Mais ce qui chagrinerait le plus Martin Luther King, s’il revenait sur terre, c’est l’état des ghettos que les entrepreneurs, les professeurs, les professions libérales et les cadres noirs ont quittés dès que leur condition s’est améliorée à partir des années 1970. « On y trouve un groupe dont la situation a même régressé en cinquante ans, souligne Pap Ndiaye. Une underclass d’hommes et de femmes qui survivent de plus en plus mal depuis la disparition des petits emplois ouvriers du fait de la crise du textile à New York ou de l’automobile à Detroit. Ils se retrouvent dans une grande marginalité car, depuis soixante ans, le ghetto s’est dégradé : il n’est plus constitué seulement sur une base raciale, mais aussi sociale puisque les élites noires l’ont déserté. Les maisons sont délabrées ; les associations ont disparu ; les activités délictueuses comme le trafic de drogue se sont multipliées. Cet abandon a aggravé la dureté des relations à l’intérieur du ghetto. » Il est infiniment plus dur pour un Africain-Américain d’être prolétaire quand ses frères de race ne le sont plus.
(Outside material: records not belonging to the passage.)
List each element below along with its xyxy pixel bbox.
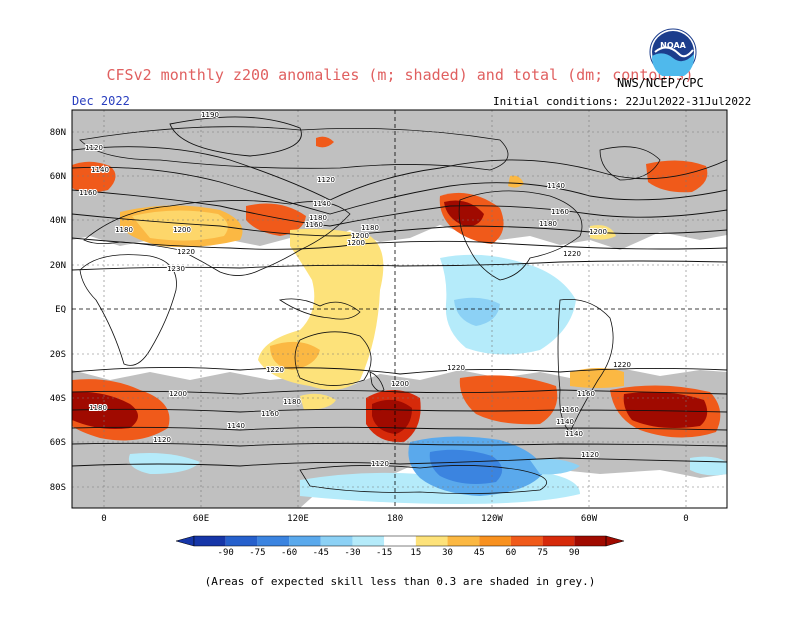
colorbar-arrow-low bbox=[175, 535, 195, 547]
contour-label: 1220 bbox=[177, 248, 195, 256]
colorbar-swatch bbox=[479, 536, 511, 546]
lat-label: 80S bbox=[50, 483, 66, 493]
colorbar-label: 60 bbox=[506, 548, 517, 558]
noaa-logo: NOAA bbox=[649, 28, 697, 76]
lon-label: 0 bbox=[683, 514, 688, 524]
lon-label: 180 bbox=[387, 514, 403, 524]
colorbar-swatch bbox=[574, 536, 606, 546]
colorbar-swatch bbox=[542, 536, 575, 546]
contour-label: 1200 bbox=[169, 390, 187, 398]
colorbar-swatch bbox=[384, 536, 416, 546]
colorbar-label: -90 bbox=[218, 548, 234, 558]
contour-label: 1180 bbox=[539, 220, 557, 228]
map-frame bbox=[71, 109, 728, 509]
colorbar-swatch bbox=[415, 536, 448, 546]
lat-label: 80N bbox=[50, 128, 66, 138]
contour-label: 1160 bbox=[551, 208, 569, 216]
colorbar-label: 90 bbox=[569, 548, 580, 558]
colorbar-label: -45 bbox=[313, 548, 329, 558]
lat-label: 40N bbox=[50, 216, 66, 226]
contour-label: 1120 bbox=[371, 460, 389, 468]
colorbar-label: 15 bbox=[410, 548, 421, 558]
contour-label: 1180 bbox=[283, 398, 301, 406]
contour-label: 1120 bbox=[85, 144, 103, 152]
colorbar-swatch bbox=[225, 536, 258, 546]
contour-label: 1180 bbox=[115, 226, 133, 234]
skill-note: (Areas of expected skill less than 0.3 a… bbox=[204, 575, 596, 588]
colorbar-swatch bbox=[447, 536, 480, 546]
colorbar-frame bbox=[193, 535, 607, 547]
colorbar-label: -60 bbox=[281, 548, 297, 558]
contour-label: 1180 bbox=[361, 224, 379, 232]
lat-label: 60S bbox=[50, 438, 66, 448]
contour-label: 1200 bbox=[391, 380, 409, 388]
height-contours bbox=[72, 116, 727, 467]
contour-label: 1140 bbox=[547, 182, 565, 190]
contour-label: 1190 bbox=[201, 111, 219, 119]
colorbar-label: -75 bbox=[249, 548, 265, 558]
colorbar: -90 -75 -60 -45 -30 -15 15 30 45 60 75 90 bbox=[175, 535, 625, 558]
colorbar-label: 45 bbox=[474, 548, 485, 558]
lon-label: 0 bbox=[101, 514, 106, 524]
colorbar-swatch bbox=[320, 536, 353, 546]
lat-label: 60N bbox=[50, 172, 66, 182]
contour-label: 1140 bbox=[556, 418, 574, 426]
contour-label: 1200 bbox=[351, 232, 369, 240]
contour-label: 1160 bbox=[261, 410, 279, 418]
negative-anomalies bbox=[128, 254, 727, 504]
figure-title: CFSv2 monthly z200 anomalies (m; shaded)… bbox=[106, 66, 694, 84]
contour-label: 1180 bbox=[309, 214, 327, 222]
contour-label: 1160 bbox=[79, 189, 97, 197]
lat-label: 40S bbox=[50, 394, 66, 404]
logo-text: NOAA bbox=[660, 41, 686, 50]
lat-label: EQ bbox=[55, 305, 66, 315]
colorbar-arrow-high bbox=[605, 535, 625, 547]
colorbar-label: 75 bbox=[537, 548, 548, 558]
contour-label: 1160 bbox=[561, 406, 579, 414]
lon-label: 120E bbox=[287, 514, 309, 524]
contour-label: 1140 bbox=[227, 422, 245, 430]
lon-label: 60E bbox=[193, 514, 209, 524]
colorbar-label: -15 bbox=[376, 548, 392, 558]
contour-label: 1220 bbox=[563, 250, 581, 258]
colorbar-label: -30 bbox=[344, 548, 360, 558]
colorbar-swatch bbox=[289, 536, 321, 546]
contour-label: 1140 bbox=[313, 200, 331, 208]
contour-label: 1180 bbox=[89, 404, 107, 412]
contour-label: 1200 bbox=[347, 239, 365, 247]
lon-label: 120W bbox=[481, 514, 503, 524]
contour-label: 1120 bbox=[581, 451, 599, 459]
colorbar-swatch bbox=[510, 536, 543, 546]
lon-label: 60W bbox=[581, 514, 598, 524]
forecast-month: Dec 2022 bbox=[72, 94, 130, 108]
longitude-labels: 0 60E 120E 180 120W 60W 0 bbox=[101, 514, 688, 524]
contour-label: 1120 bbox=[153, 436, 171, 444]
colorbar-swatch bbox=[352, 536, 385, 546]
contour-label: 1120 bbox=[317, 176, 335, 184]
contour-label: 1220 bbox=[613, 361, 631, 369]
initial-conditions: Initial conditions: 22Jul2022-31Jul2022 bbox=[493, 95, 752, 108]
contour-label: 1200 bbox=[173, 226, 191, 234]
colorbar-label: 30 bbox=[442, 548, 453, 558]
contour-label: 1230 bbox=[167, 265, 185, 273]
contour-label: 1220 bbox=[266, 366, 284, 374]
lat-label: 20N bbox=[50, 261, 66, 271]
lat-label: 20S bbox=[50, 350, 66, 360]
agency-label: NWS/NCEP/CPC bbox=[617, 76, 704, 90]
contour-label: 1160 bbox=[577, 390, 595, 398]
colorbar-swatch bbox=[194, 536, 226, 546]
contour-label: 1140 bbox=[565, 430, 583, 438]
contour-label: 1160 bbox=[305, 221, 323, 229]
contour-label: 1220 bbox=[447, 364, 465, 372]
contour-label: 1140 bbox=[91, 166, 109, 174]
colorbar-swatch bbox=[257, 536, 290, 546]
contour-label: 1200 bbox=[589, 228, 607, 236]
latitude-labels: 80N 60N 40N 20N EQ 20S 40S 60S 80S bbox=[50, 128, 66, 493]
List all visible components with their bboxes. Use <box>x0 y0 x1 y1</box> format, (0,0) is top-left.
Certes, le Ku Klux Klan est déliquescent, tout comme les autres organisations racistes, mais, dit Pap Ndiaye, « ils tuent toujours, car il n’est pas besoin d’une organisation géante pour traîner quelqu’un qui ne vous plaît pas derrière une voiture jusqu’à ce que mort s’ensuive ». Dans l’Amérique d’aujourd’hui, où les mariages mixtes Blancs-Noirs ont triplé en quarante ans, on ne peut plus être ostensiblement raciste. Le racisme est moins cru et plus hypocrite : « Tout simplement, conclut Pap Ndiaye, les Noirs trouvent moins de travail et leurs envois de curriculum vitae demeurent sans réponse ; ils ont plus d’ennuis avec la police et la justice que les Blancs. » 

Stopper les inégalités

Vainqueur de la course à la Maison Blanche grâce aux Noirs, qui ont voté à 95 % pour lui, mais aussi grâce aux autres minorités et aux ouvriers blancs d’abord acquis à sa concurrente démocrate Hillary Clinton, Barack Obama n’entend pas heurter de front les 55 % d’électeurs blancs qui lui ont préféré le républicain John McCain. « Comme tous les présidents démocrates depuis 1954, rappelle Ndiaye, il a été élu avec une minorité de voix blanches. »

Le président Obama ne mettra donc pas au point un plan de sauvetage spécifique pour les Africains-Américains. Mais en promettant une remise à niveau des écoles publiques pour qu’elles ne soient plus des dépotoirs, il avantage les Africains-Américains qui les fréquentent massivement, car les Blancs sont éduqués dans des établissements privés. En inventant un système de protection sociale pour les 45 millions d’Américains qui en sont dépourvus, ce sont les gens de couleur qui en bénéficieront le plus, car ce sont eux qui se trouvent sans accès aux soins médicaux et sans retraite.

Barack Obama se soucie des pauvres et ceux-ci sont d’abord noirs. Ainsi contourne-t-il habilement la question raciale et pourrait-il stopper l’augmentation des inégalités aux États-Unis, ininterrompue depuis la « révolution conservatrice » initiée par le président Ronald Reagan. L’attente que de telles promesses suscitent chez des dizaines de millions de Noirs et de Blancs est énorme, tant est puissante l’aspiration à une Amérique moins meurtrie par les divisions ou la peur et, bien sûr, sans ghettos. Et tant demeure d’actualité le bouleversant negro-spiritual « Let my people go ».

* Auteur du livre Les Noirs américains. En marche pour l’égalité, coll. « Découvertes », Gallimard.